Happily, “the work” can take many different forms. One practice that has seen me through these difficult spells in the past is divination. It sounds magical, and indeed it is. It’s also very simple and accessible. To do the kind of divination I do, bibliomancy, all you need is a book that speaks to you, one you think will have something in it you can use. Traditionally bibliomancy refers to a type of fortune telling in which you ask a book a question, then let it fall open to a page at random to find the answer you seek. What I do is make poems out of old book pages, which is a bit different, but I consider it a form of divination just the same. I’ll take a book and, before I open it, I’ll bring some sort of intention to the project. I’ll keep the intention in my mind and heart as I scan the pages, and as I look some of the words will seem more appealing, more possible, than others. Eventually the words I’ve found will swim together to form new sentences, tell new stories.

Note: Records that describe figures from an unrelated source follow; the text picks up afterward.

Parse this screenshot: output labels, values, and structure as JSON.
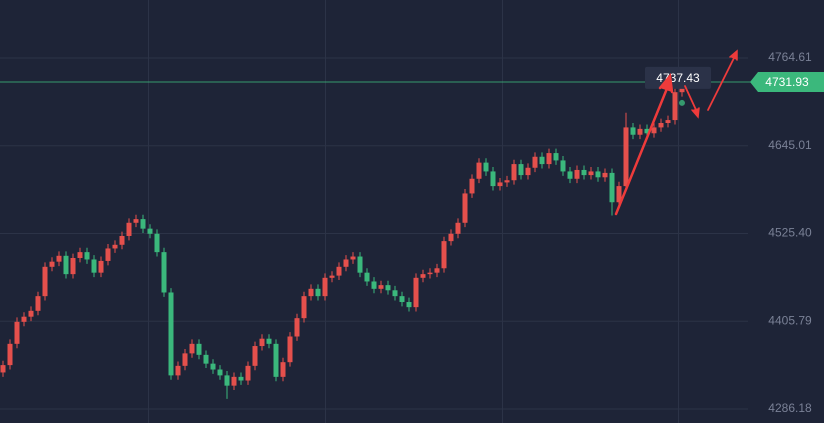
{
  "chart_data": {
    "type": "candlestick",
    "up_color": "#e5504c",
    "down_color": "#3bb87c",
    "grid": true,
    "ylim": [
      4267.1,
      4843.66
    ],
    "yticks": [
      4286.18,
      4405.79,
      {
        "value": 4525.4,
        "label": "4525.40"
      },
      4645.01,
      4764.61
    ],
    "last_price": 4731.93,
    "crosshair_price": 4737.43,
    "open": [
      4336,
      4346,
      4375,
      4405,
      4412,
      4420,
      4440,
      4480,
      4487,
      4495,
      4470,
      4492,
      4500,
      4490,
      4472,
      4488,
      4505,
      4510,
      4522,
      4540,
      4545,
      4532,
      4525,
      4500,
      4445,
      4332,
      4345,
      4362,
      4375,
      4360,
      4348,
      4340,
      4332,
      4318,
      4330,
      4325,
      4345,
      4372,
      4382,
      4375,
      4330,
      4350,
      4385,
      4410,
      4440,
      4450,
      4440,
      4465,
      4468,
      4480,
      4490,
      4494,
      4472,
      4460,
      4450,
      4455,
      4448,
      4440,
      4432,
      4425,
      4465,
      4470,
      4472,
      4478,
      4515,
      4525,
      4540,
      4580,
      4600,
      4622,
      4610,
      4590,
      4595,
      4598,
      4620,
      4605,
      4615,
      4630,
      4620,
      4635,
      4625,
      4610,
      4600,
      4612,
      4605,
      4610,
      4602,
      4608,
      4568,
      4590,
      4670,
      4660,
      4668,
      4662,
      4670,
      4676,
      4680,
      4718
    ],
    "high": [
      4352,
      4381,
      4411,
      4418,
      4426,
      4446,
      4486,
      4493,
      4501,
      4501,
      4498,
      4506,
      4506,
      4496,
      4494,
      4511,
      4516,
      4528,
      4546,
      4551,
      4551,
      4538,
      4531,
      4506,
      4451,
      4351,
      4368,
      4381,
      4381,
      4366,
      4354,
      4346,
      4338,
      4336,
      4336,
      4351,
      4378,
      4388,
      4388,
      4381,
      4356,
      4391,
      4416,
      4446,
      4456,
      4456,
      4471,
      4474,
      4486,
      4496,
      4500,
      4500,
      4478,
      4466,
      4461,
      4461,
      4454,
      4446,
      4438,
      4471,
      4476,
      4478,
      4484,
      4521,
      4531,
      4546,
      4586,
      4606,
      4628,
      4628,
      4616,
      4601,
      4604,
      4626,
      4626,
      4621,
      4636,
      4636,
      4641,
      4641,
      4631,
      4616,
      4618,
      4618,
      4616,
      4616,
      4614,
      4614,
      4596,
      4690,
      4676,
      4674,
      4674,
      4676,
      4682,
      4686,
      4724,
      4740
    ],
    "low": [
      4330,
      4340,
      4369,
      4399,
      4406,
      4414,
      4434,
      4474,
      4481,
      4464,
      4464,
      4486,
      4484,
      4466,
      4466,
      4482,
      4499,
      4504,
      4516,
      4534,
      4526,
      4519,
      4494,
      4439,
      4326,
      4326,
      4339,
      4356,
      4354,
      4342,
      4334,
      4326,
      4300,
      4312,
      4319,
      4319,
      4339,
      4366,
      4369,
      4324,
      4324,
      4344,
      4379,
      4404,
      4434,
      4434,
      4434,
      4459,
      4462,
      4474,
      4484,
      4466,
      4454,
      4444,
      4444,
      4442,
      4434,
      4426,
      4419,
      4419,
      4459,
      4464,
      4466,
      4472,
      4509,
      4519,
      4534,
      4574,
      4594,
      4604,
      4584,
      4584,
      4589,
      4592,
      4599,
      4599,
      4609,
      4614,
      4614,
      4619,
      4604,
      4594,
      4594,
      4599,
      4599,
      4596,
      4596,
      4550,
      4562,
      4584,
      4654,
      4654,
      4656,
      4656,
      4664,
      4670,
      4674,
      4712
    ],
    "close": [
      4346,
      4375,
      4405,
      4412,
      4420,
      4440,
      4480,
      4487,
      4495,
      4470,
      4492,
      4500,
      4490,
      4472,
      4488,
      4505,
      4510,
      4522,
      4540,
      4545,
      4532,
      4525,
      4500,
      4445,
      4332,
      4345,
      4362,
      4375,
      4360,
      4348,
      4340,
      4332,
      4318,
      4330,
      4325,
      4345,
      4372,
      4382,
      4375,
      4330,
      4350,
      4385,
      4410,
      4440,
      4450,
      4440,
      4465,
      4468,
      4480,
      4490,
      4494,
      4472,
      4460,
      4450,
      4455,
      4448,
      4440,
      4432,
      4425,
      4465,
      4470,
      4472,
      4478,
      4515,
      4525,
      4540,
      4580,
      4600,
      4622,
      4610,
      4590,
      4595,
      4598,
      4620,
      4605,
      4615,
      4630,
      4620,
      4635,
      4625,
      4610,
      4600,
      4612,
      4605,
      4610,
      4602,
      4608,
      4568,
      4590,
      4670,
      4660,
      4668,
      4662,
      4670,
      4676,
      4680,
      4718,
      4732
    ]
  }
}
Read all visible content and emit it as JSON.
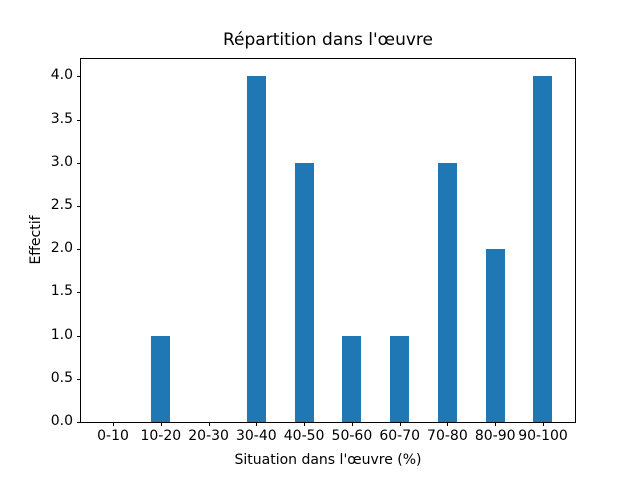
{
  "figure": {
    "background": "#ffffff"
  },
  "chart_data": {
    "type": "bar",
    "title": "Répartition dans l'œuvre",
    "xlabel": "Situation dans l'œuvre (%)",
    "ylabel": "Effectif",
    "categories": [
      "0-10",
      "10-20",
      "20-30",
      "30-40",
      "40-50",
      "50-60",
      "60-70",
      "70-80",
      "80-90",
      "90-100"
    ],
    "values": [
      0,
      1,
      0,
      4,
      3,
      1,
      1,
      3,
      2,
      4
    ],
    "ylim": [
      0,
      4.2
    ],
    "yticks": [
      0.0,
      0.5,
      1.0,
      1.5,
      2.0,
      2.5,
      3.0,
      3.5,
      4.0
    ],
    "ytick_labels": [
      "0.0",
      "0.5",
      "1.0",
      "1.5",
      "2.0",
      "2.5",
      "3.0",
      "3.5",
      "4.0"
    ],
    "xlim": [
      -0.67,
      9.67
    ],
    "bar_width": 0.4,
    "bar_color": "#1f77b4",
    "grid": false,
    "legend": "none"
  }
}
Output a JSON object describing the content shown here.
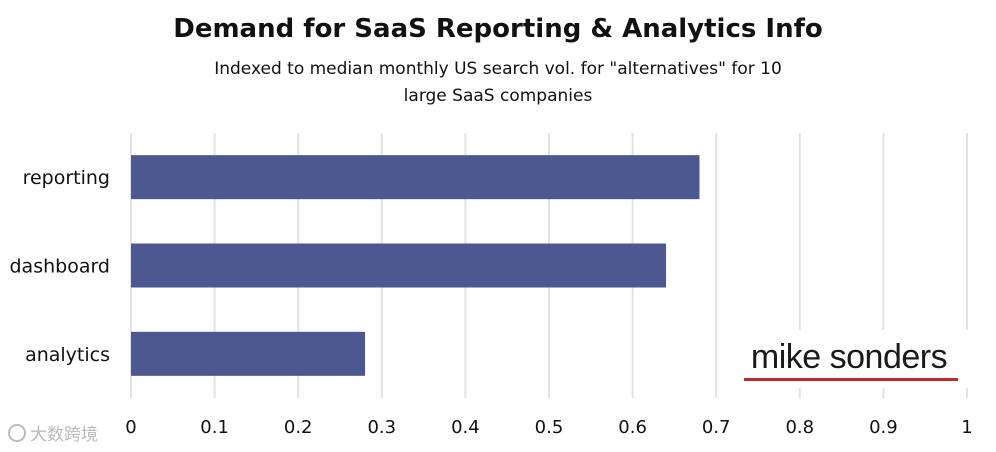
{
  "chart_data": {
    "type": "bar",
    "orientation": "horizontal",
    "title": "Demand for SaaS Reporting & Analytics Info",
    "subtitle": "Indexed to median monthly US search vol. for \"alternatives\" for 10 large SaaS companies",
    "categories": [
      "reporting",
      "dashboard",
      "analytics"
    ],
    "values": [
      0.68,
      0.64,
      0.28
    ],
    "xlim": [
      0,
      1
    ],
    "ticks": [
      0,
      0.1,
      0.2,
      0.3,
      0.4,
      0.5,
      0.6,
      0.7,
      0.8,
      0.9,
      1
    ],
    "tick_labels": [
      "0",
      "0.1",
      "0.2",
      "0.3",
      "0.4",
      "0.5",
      "0.6",
      "0.7",
      "0.8",
      "0.9",
      "1"
    ],
    "grid": true,
    "legend": "none",
    "bar_color": "#4e5890",
    "grid_color": "#dfe3e8"
  },
  "logo": {
    "text": "mike sonders",
    "underline_color": "#c0282d"
  },
  "watermark": {
    "text": "大数跨境"
  }
}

When I wanted to make some of these erasure poems a few months ago, I went over to the Salvation Army in a nearby neighborhood and browsed their grubby bookcase. I found two old novels by different authors that had once belonged to the same woman, which I know because she pasted her address labels on the inside front covers. (In one of them she also wrote the date: July 9, 1976.) Both books are gothic romances—one’s about an American jewel merchant in Hong Kong, and the other is about a young couple who inherit an opal mine. I don’t think I noticed until now that both books are about people looking for precious gems, but that seems perfect now that I think of it.

I chose these novels because they’re exciting and a little bit scandalous, and therefore filled with juicy words: ones like love, passion, destroy, darkness, glittering, mocking, wounded, crimson. I knew I’d be able to make something good with them. I’d been neck-deep in trauma therapy for months at that point, so that’s what I asked the book to help me with. Sure enough my poems came out juicy too, in a psychotherapeutic kind of way: they’re about my shadow side, my tricky memory, my never-ending quest for understanding and connection.

More recently I used the books to make poems for a friend’s zine project. She’d asked people to write about what they conceive god to be, and I decided this would be an excellent topic for divination. First I sat quietly for some hours, scanning the pages of one of my books for the word God. I was surprised to find him all over this overripe novel. People were constantly exclaiming “Dear God” or “By God!” or “God alone knows.” I went back later and made poems from several of the God pages, and it turned out to be a powerful way to put words to feelings I have often found unspeakable.

Sometimes my process of divination comes easily to me, and other times it’s effortful, but it is always enlightening. I always find out something about the way I feel that I didn’t know before. It’s actually very similar to the surprise! of discovery that happens during a more ordinary writing session, where you dig and dig and dig until you strike something that’s alive inside of you. You don’t always know where you’re headed when you start out but, as a poet friend once said to me, you know when you hit it. In a way making poems out of a limited selection of words is easier than starting from scratch, with that blank screen staring back at you. In another sense it takes an even bigger leap of faith. How can you make the poem you want to make when you don’t get to choose all the words? You have to open your eyes and look, that’s all, and be willing to see what’s there. You have to be okay with not knowing what kind of poem you want to write in the first place. You have to stay the course, but remain open and flexible to whatever may come.